What should investors do?

I’ve been looking at Q&A features on different web sites this morning, and finding there are a lot of questions such as Should I Move Everything to Cash now?

Whenever I hear a question like that, I believe the investor is fishing for an answer along the lines of: No worries, keep all of your money in equities. You’ll make the losses back, no problem.

It would be great if the market were every investor’s personal piggy bank, but it’s just not. As a money manager I interviewed said on Monday (and I paraphrase), if you were overweighted in equities to the point where you are not able to meet your obligations if the market slides again or can’t sleep at night, sell. If not, consider how the changing market conditions fit in with your portfolio strategy, and make adjustments as necessary.

What’s ahead?

In this video interview from the Financial Times, independent economist Andy Xie predicts volatility, not a prolonged downturn. As for safe havens? “Companies are healthier than countries,” he says.

A little black humor seems apropos

These performance artists protested Wall Street’s lack of transparency (one of our pet peeves) with their own powerful example of absolute exposure: They stripped on Wall Street.

Comparisons

Are we in for another financial crisis? Nelson Schwartz of The New York Times looks at the question head on in this piece.

European banks are overexposed to debt, not subprime mortgages, but the sovereign debt of countries whose ability to repay is in doubt. While hedging his bets, Mr. Schwartz makes the case that this situation will not lead to another financial crisis.

The key differences:

•  The outlines of the sovereign debt crisis are clearer.  The uncertainty over the extent of banks’ and insurers’ exposure to subprime mortgages helped cause the financial crisis.

• Banks here in the States are in better financial shape.

• Companies also have more cash so aren’t as vulnerable to another lockdown on credit.

There’s another comparison on my mind. On a trip this week across country to Wealthfront’s offices in Palo Alto, I’ve been reading Amity Shlaes’s history of the Great Depression, The Forgotten Man.

I paid special attention to the chapter about October 1937, when, after years of painful recovery, the market declined with a ferocity that echoed that of the 1929 crash. Bond prices plummeted farther than they had on any single day in three years, writes Ms. Shlaes, “As for stock shares, they were down between $2 and $15, the greatest drop in six years.”

It was the start of the so-called Roosevelt Recession within the Depression. Angry that the private sector wouldn’t spend money to help pull the nation out of the Depression, Roosevelt levied a tax on profits.

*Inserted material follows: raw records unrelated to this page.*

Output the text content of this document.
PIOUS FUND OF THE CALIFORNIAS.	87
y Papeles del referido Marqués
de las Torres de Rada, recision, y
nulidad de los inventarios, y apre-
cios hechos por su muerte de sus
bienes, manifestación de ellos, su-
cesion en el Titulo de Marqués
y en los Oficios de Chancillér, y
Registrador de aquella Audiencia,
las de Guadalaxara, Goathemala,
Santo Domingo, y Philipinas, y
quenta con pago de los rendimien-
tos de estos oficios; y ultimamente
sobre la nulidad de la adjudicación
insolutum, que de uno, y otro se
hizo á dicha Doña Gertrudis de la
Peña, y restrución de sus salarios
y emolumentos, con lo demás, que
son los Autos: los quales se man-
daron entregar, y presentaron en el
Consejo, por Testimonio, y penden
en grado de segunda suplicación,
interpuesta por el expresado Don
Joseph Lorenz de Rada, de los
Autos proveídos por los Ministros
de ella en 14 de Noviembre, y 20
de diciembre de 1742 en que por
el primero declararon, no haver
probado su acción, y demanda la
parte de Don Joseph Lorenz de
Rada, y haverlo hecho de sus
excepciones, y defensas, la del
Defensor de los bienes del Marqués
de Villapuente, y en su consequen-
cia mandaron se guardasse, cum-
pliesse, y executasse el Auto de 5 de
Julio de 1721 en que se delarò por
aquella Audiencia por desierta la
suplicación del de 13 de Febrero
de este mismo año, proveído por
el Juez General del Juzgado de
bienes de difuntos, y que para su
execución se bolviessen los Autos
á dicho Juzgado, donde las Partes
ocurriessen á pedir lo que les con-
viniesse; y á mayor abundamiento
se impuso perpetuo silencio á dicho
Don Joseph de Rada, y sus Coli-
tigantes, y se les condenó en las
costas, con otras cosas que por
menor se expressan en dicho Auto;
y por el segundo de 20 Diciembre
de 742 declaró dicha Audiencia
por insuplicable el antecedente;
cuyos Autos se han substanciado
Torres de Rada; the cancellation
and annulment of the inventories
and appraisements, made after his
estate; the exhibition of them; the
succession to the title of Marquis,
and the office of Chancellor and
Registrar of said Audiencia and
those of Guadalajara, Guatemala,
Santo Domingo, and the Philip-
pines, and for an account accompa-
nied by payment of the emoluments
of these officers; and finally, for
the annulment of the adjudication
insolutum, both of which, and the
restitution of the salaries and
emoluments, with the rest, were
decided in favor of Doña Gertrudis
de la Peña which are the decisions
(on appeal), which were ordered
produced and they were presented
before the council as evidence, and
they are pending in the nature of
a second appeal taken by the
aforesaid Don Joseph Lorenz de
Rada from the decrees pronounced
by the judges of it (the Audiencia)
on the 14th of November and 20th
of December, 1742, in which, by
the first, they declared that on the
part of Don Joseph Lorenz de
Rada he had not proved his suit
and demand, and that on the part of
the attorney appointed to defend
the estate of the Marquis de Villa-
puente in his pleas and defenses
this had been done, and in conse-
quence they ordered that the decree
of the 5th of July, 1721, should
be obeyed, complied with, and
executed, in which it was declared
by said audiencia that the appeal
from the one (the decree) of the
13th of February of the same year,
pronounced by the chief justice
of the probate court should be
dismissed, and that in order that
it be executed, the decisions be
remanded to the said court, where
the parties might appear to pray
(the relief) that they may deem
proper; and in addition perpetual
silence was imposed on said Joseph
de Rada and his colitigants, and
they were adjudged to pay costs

Companies were on what Roosevelt called a “capital strike.” They no longer had the cash reserves to retain employees; they also stopped investing in equipment.

Unemployment spiked that year, but slowly began trending down again, and then the need to fight facism overtook both economic and political concerns.

Ms. Shlaes’s summary at the end of the book: “The story of the mid-1930s is the story of a heroic economy struggling to recuperate but failing to do so because of perverse federal policy.”

I took two lessons from her work: that long recoveries from financial crises contain many unnerving ups and downs, and second, that we need a new New Deal – because the first one, built of entitlements that have grown unaffordable, has outlived its effectiveness.